Stories of Resilience:

Understanding My Race And Colorism

Her Story:

Name: Kiara Hidalgo⠀⠀
Born: Bronx, NY⠀
Lives: Brooklyn, NY⠀
Handle: @kountesskiara

I grew up in the Bronx and went to school in Dyckman, a predominantly Hispanic/Latinx neighborhood. Therefore almost all of the kids in my school were from Latinx countries. 

We all grew up not really discussing race because we didn’t necessarily have to. We looked like some form of our family members, all shades of skin tones and different types of hair textures. I mean an ARRAY of people. 

At home it was the same thing, we had our bi-racial Dominican parents so my sister and I had different complexions. I never questioned this though, my mom was my mom and my dad was my dad. 

I went to a school that my sister had also attended and so we had a lot of the same teachers. 

In 7th grade, my teacher asked if my sister and I had the same dad. At that time, it struck me that she merely asked because our skin tones were different and it bothered me so much because it was ignorant of her to make that type of assumption. 

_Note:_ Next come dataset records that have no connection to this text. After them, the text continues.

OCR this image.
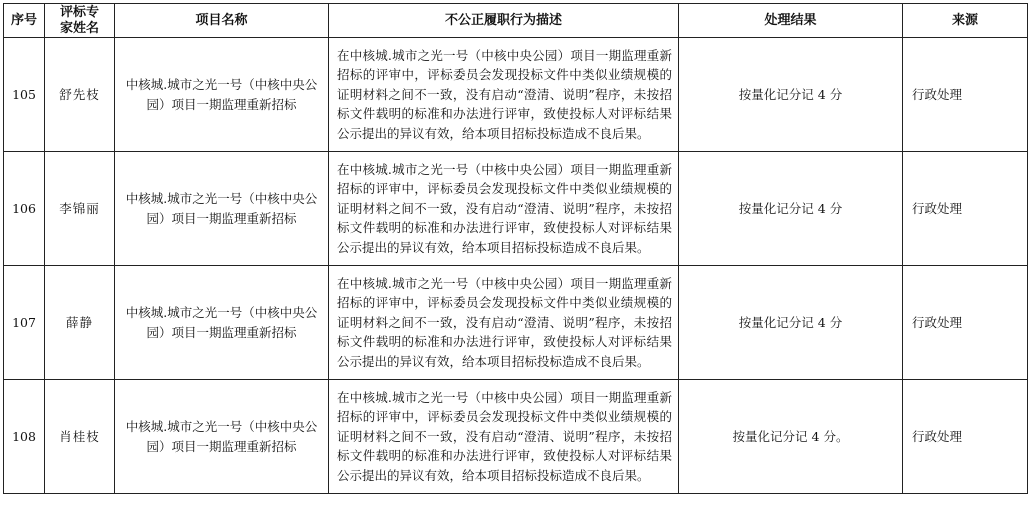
序号	评标专家姓名	项目名称	不公正履职行为描述	处理结果	来源
105	舒先枝	中核城.城市之光一号（中核中央公园）项目一期监理重新招标	在中核城.城市之光一号（中核中央公园）项目一期监理重新招标的评审中，评标委员会发现投标文件中类似业绩规模的证明材料之间不一致，没有启动“澄清、说明”程序，未按招标文件载明的标准和办法进行评审，致使投标人对评标结果公示提出的异议有效，给本项目招标投标造成不良后果。	按量化记分记 4 分	行政处理
106	李锦丽	中核城.城市之光一号（中核中央公园）项目一期监理重新招标	在中核城.城市之光一号（中核中央公园）项目一期监理重新招标的评审中，评标委员会发现投标文件中类似业绩规模的证明材料之间不一致，没有启动“澄清、说明”程序，未按招标文件载明的标准和办法进行评审，致使投标人对评标结果公示提出的异议有效，给本项目招标投标造成不良后果。	按量化记分记 4 分	行政处理
107	薛静	中核城.城市之光一号（中核中央公园）项目一期监理重新招标	在中核城.城市之光一号（中核中央公园）项目一期监理重新招标的评审中，评标委员会发现投标文件中类似业绩规模的证明材料之间不一致，没有启动“澄清、说明”程序，未按招标文件载明的标准和办法进行评审，致使投标人对评标结果公示提出的异议有效，给本项目招标投标造成不良后果。	按量化记分记 4 分	行政处理
108	肖桂枝	中核城.城市之光一号（中核中央公园）项目一期监理重新招标	在中核城.城市之光一号（中核中央公园）项目一期监理重新招标的评审中，评标委员会发现投标文件中类似业绩规模的证明材料之间不一致，没有启动“澄清、说明”程序，未按招标文件载明的标准和办法进行评审，致使投标人对评标结果公示提出的异议有效，给本项目招标投标造成不良后果。	按量化记分记 4 分。	行政处理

I’ve come a long way in understanding race and even colorism in my own Dominican community and family. It’s generational, ignorance and a lot stem from most denying their African roots. 

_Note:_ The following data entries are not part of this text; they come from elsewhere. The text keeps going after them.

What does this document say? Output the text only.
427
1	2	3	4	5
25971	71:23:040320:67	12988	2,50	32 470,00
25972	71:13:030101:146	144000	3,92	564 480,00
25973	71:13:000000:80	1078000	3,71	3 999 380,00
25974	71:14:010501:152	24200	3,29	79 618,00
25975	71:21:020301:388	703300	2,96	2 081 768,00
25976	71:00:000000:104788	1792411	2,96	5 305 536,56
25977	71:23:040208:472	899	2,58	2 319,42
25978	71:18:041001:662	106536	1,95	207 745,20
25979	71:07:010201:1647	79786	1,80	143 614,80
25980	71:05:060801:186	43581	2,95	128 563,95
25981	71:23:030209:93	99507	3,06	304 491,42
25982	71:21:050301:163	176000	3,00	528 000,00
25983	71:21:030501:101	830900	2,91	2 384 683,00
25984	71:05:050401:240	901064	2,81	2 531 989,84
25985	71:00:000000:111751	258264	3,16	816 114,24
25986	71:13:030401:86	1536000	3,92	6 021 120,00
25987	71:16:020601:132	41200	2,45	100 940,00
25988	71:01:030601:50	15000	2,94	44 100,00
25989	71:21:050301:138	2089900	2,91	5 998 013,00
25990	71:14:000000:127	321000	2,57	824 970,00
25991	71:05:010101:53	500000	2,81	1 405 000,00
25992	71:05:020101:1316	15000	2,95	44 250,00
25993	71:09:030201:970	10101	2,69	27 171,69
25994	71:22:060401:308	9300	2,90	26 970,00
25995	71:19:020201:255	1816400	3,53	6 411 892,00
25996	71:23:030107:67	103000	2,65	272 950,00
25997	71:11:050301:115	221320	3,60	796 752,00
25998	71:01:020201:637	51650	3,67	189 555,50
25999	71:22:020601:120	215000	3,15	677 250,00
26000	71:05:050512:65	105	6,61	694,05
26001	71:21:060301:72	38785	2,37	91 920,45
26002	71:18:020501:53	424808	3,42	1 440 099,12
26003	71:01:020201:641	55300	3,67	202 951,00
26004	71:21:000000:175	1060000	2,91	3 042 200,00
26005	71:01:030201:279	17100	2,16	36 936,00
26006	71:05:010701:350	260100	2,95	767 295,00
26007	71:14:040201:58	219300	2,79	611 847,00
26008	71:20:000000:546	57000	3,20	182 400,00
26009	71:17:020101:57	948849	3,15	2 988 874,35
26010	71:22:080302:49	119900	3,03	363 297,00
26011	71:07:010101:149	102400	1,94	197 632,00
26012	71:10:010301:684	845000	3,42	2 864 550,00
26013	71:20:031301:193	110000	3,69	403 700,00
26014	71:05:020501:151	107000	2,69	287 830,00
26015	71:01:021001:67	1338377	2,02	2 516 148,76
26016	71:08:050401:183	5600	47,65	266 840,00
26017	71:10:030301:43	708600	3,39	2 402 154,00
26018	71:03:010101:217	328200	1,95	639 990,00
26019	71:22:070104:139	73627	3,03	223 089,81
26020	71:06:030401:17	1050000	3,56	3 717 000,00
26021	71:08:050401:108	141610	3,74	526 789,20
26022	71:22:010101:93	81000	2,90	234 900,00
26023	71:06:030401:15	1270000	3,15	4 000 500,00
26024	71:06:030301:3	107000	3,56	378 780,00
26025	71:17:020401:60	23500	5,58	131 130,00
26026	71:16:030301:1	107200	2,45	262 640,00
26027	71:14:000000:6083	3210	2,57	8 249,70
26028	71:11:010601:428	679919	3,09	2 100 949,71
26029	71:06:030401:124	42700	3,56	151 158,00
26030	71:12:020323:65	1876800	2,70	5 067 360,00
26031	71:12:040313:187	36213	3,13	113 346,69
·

My grandmother was a Black woman and that’s in my DNA. 

In this country, my dad will forever be a Black man first, then a Black Hispanic man when they realize he doesn’t speak English. I will forever be a Black man’s daughter, with some privilege because my skin is lighter.

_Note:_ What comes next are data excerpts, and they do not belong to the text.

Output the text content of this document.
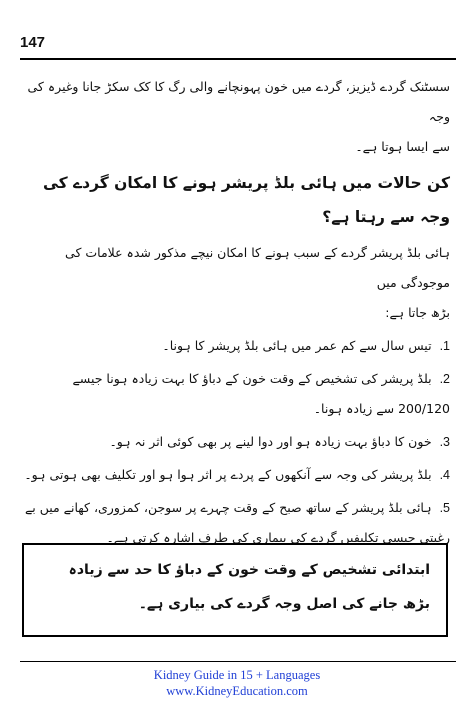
147

سسٹنک گردے ڈیزیز، گردے میں خون پہونچانے والی رگ کا کک سکڑ جانا وغیرہ کی وجہ

سے ایسا ہوتا ہے۔

کن حالات میں ہائی بلڈ پریشر ہونے کا امکان گردے کی وجہ سے رہتا ہے؟

ہائی بلڈ پریشر گردے کے سبب ہونے کا امکان نیچے مذکور شدہ علامات کی موجودگی میں

بڑھ جاتا ہے:

1.تیس سال سے کم عمر میں ہائی بلڈ پریشر کا ہونا۔

2.بلڈ پریشر کی تشخیص کے وقت خون کے دباؤ کا بہت زیادہ ہونا جیسے 200/120 سے زیادہ ہونا۔

3.خون کا دباؤ بہت زیادہ ہو اور دوا لینے پر بھی کوئی اثر نہ ہو۔

4.بلڈ پریشر کی وجہ سے آنکھوں کے پردے پر اثر ہوا ہو اور تکلیف بھی ہوتی ہو۔

5.ہائی بلڈ پریشر کے ساتھ صبح کے وقت چہرے پر سوجن، کمزوری، کھانے میں بے رغبتی جیسی تکلیفیں گردے کی بیماری کی طرف اشارہ کرتی ہے۔

ابتدائی تشخیص کے وقت خون کے دباؤ کا حد سے زیادہ بڑھ جانے کی اصل وجہ گردے کی بیاری ہے۔
Kidney Guide in 15 + Languages
www.KidneyEducation.com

Now as an adult, I work in advertising which is a predominately white industry, I’m constantly faced with conversations regarding race; this is where things can get so uncomfortable. 

I want to be a part of the change that doesn’t stereotype ethnicities/backgrounds especially in media but those in the industry need to also put in the work and educate themselves. 

The change has to be a conscious effort.